ARTIGO

Memórias afetivas

Memórias afetivas

Por Carlos Eduardo Maia de Oliveira

Por Carlos Eduardo Maia de Oliveira

Publicada há 1 ano

Outro dia um amigo, entusiasmado, enviou-me um vídeo pelo celular mostrando a sua mãezinha, de 85 anos de idade, preparando um prato que o despertou para recordações de sua infância.

No vídeo, ele me perguntava se conhecia aquela iguaria. Não reconheci, mas isso passou a ser secundário naquele instante, pois fiquei admirando aquele singelo acontecimento.

Acontecimento que me levou a pensar que toda pessoa tem boas lembranças de sua infância e, geralmente, são momentos simples e vivenciados em família ou entre amigos.

Mas vamos às recordações que, tenho certeza, muitos leitores irão se identificar! Cheirinho de café invadindo o nosso quarto pela manhã quando éramos crianças e nossas mães deixavam a mesa pronta antes de partirmos rumo à escola. Aroma de bolinho de chuva sendo fritado em uma tarde chuvosa, biscoito de polvilho, pipoca ou batatinha faziam a nossa alegria. Aquele doce na vendinha da esquina garantia a nossa felicidade.

Quem nasceu nas décadas de 1970 ou início de 1980, deve se recordar do odor forte de cera que nossas mães passavam no chão espalhada pela velha enceradeira (um eletrodoméstico que costumava dar choque).

E por falar em choque, e aquelas geladeiras antigas, hein? Tínhamos medo só de encostar na maçanete antes de abri-las. Não existiam modelos duplex, triplex, “frost free” ou assemelhados. No congelador formavam-se crostas de gelo. Elas não possuíam grande variedade de cor. Eram disponíveis nas cores azul-clara, vermelha, amarelo-clara, branca, não muito mais do que isso. Atualmente, existem pequenos frigobares inspirados no “design” e na cor delas vendidos nas lojas físicas ou virtuais pela internet.

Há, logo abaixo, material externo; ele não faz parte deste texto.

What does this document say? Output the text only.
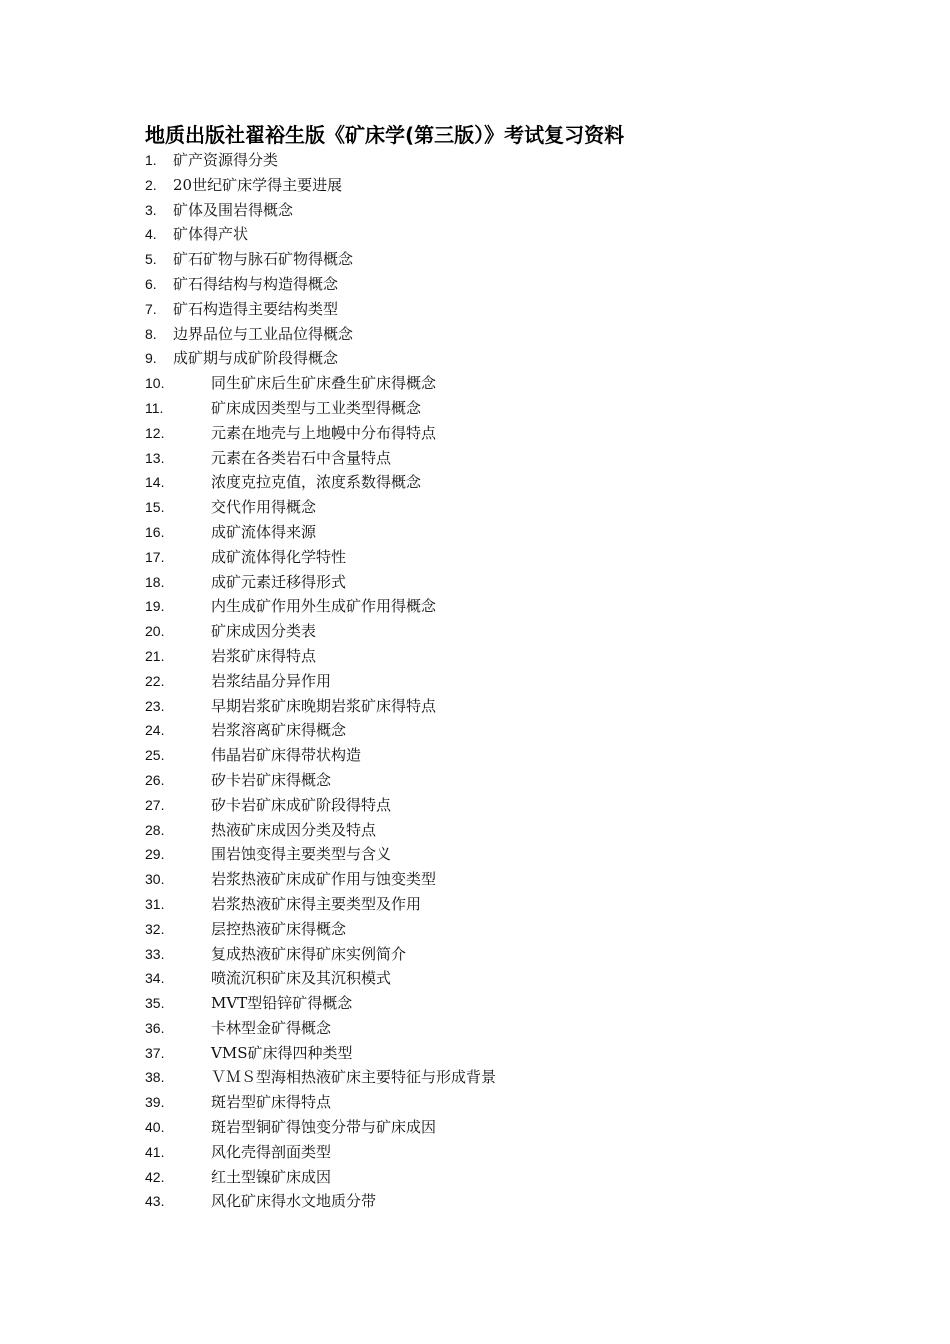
地质出版社翟裕生版《矿床学(第三版）》考试复习资料
1. 矿产资源得分类
2. 20世纪矿床学得主要进展
3. 矿体及围岩得概念
4. 矿体得产状
5. 矿石矿物与脉石矿物得概念
6. 矿石得结构与构造得概念
7. 矿石构造得主要结构类型
8. 边界品位与工业品位得概念
9. 成矿期与成矿阶段得概念
10.	同生矿床后生矿床叠生矿床得概念
11.	矿床成因类型与工业类型得概念
12.	元素在地壳与上地幔中分布得特点
13.	元素在各类岩石中含量特点
14.	浓度克拉克值，浓度系数得概念
15.	交代作用得概念
16.	成矿流体得来源
17.	成矿流体得化学特性
18.	成矿元素迁移得形式
19.	内生成矿作用外生成矿作用得概念
20.	矿床成因分类表
21.	岩浆矿床得特点
22.	岩浆结晶分异作用
23.	早期岩浆矿床晚期岩浆矿床得特点
24.	岩浆溶离矿床得概念
25.	伟晶岩矿床得带状构造
26.	矽卡岩矿床得概念
27.	矽卡岩矿床成矿阶段得特点
28.	热液矿床成因分类及特点
29.	围岩蚀变得主要类型与含义
30.	岩浆热液矿床成矿作用与蚀变类型
31.	岩浆热液矿床得主要类型及作用
32.	层控热液矿床得概念
33.	复成热液矿床得矿床实例简介
34.	喷流沉积矿床及其沉积模式
35.	MVT型铅锌矿得概念
36.	卡林型金矿得概念
37.	VMS矿床得四种类型
38.	ＶＭＳ型海相热液矿床主要特征与形成背景
39.	斑岩型矿床得特点
40.	斑岩型铜矿得蚀变分带与矿床成因
41.	风化壳得剖面类型
42.	红土型镍矿床成因
43.	风化矿床得水文地质分带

Os eletrodomésticos e utensílios também fazem parte da nossa infância, por isso lembrei-me da geladeira antiga e das velhas enceradeiras. Além delas, aqueles liquidificadores barulhentos, aparelhos de televisão que insistiam em não estabilizar a imagem (nossos pais ficavam girando a antena e perguntando se a imagem tinha melhorado) e aparelhos de som que rodavam discos de vinil e fitas cassete, caríssimos na época (era ostentação ter um deste em casa).

Também tinham os fogões com apenas quatro bocas (acendimento automático nem no sonho), filtro de barro daquela marca famosa fabricada na cidade de Jaboticabal, o velho rádio na cozinha e o carrinho com bebidas na sala de visita (hoje em dia, muitas casas nem possuem mais este cômodo porque quase não recebemos visitas em casa – triste fato!). 

Cabem destacar aqui duas verdades sobre os eletrodomésticos e utensílios presentes em nossa rotina na infância: duravam pra caramba (os atuais são quase descartáveis) e nos trazem recordações pitorescas.

Vejam que recuei algumas décadas para tirar do baú estas recordações, no entanto, os mais experientes poderiam me lembrar do pote de barro, da moringa de água feita de cabaça (útil na roça), do velho fogão a lenha, do forno de barro para assar pães, do ferro de passar roupas movido à brasa, da carne de porco conservada na gordura dentro daquelas latas prateadas (não tinham geladeiras), pamonha preparada no quintal juntamente com os amigos e familiares e outras peculiaridades que faziam parte da rotina de quem morava na zona rural, principalmente.

Cheiro de pão de queijo, pão feito em casa, de pipoca no sábado à tarde, macarrão aos domingos, eletrodomésticos rústicos de época, da prateleira antiga, enfim, tudo isso nos traz boas recordações de uma vida simples e feliz. Lembranças de um tempo que não volta mais.

Ah, já ia me esquecendo! Afinal de contas, qual era o prato que a mãe do meu amigo preparou para ele naquele dia? Eu não acertei de jeito nenhum, tive que esperar ele responder. E a resposta foi miolo bovino frito, uma iguaria que despertou em meu amigo boas recordações, lembranças da sua infância vivida no sítio, memórias afetivas. E quem não as têm?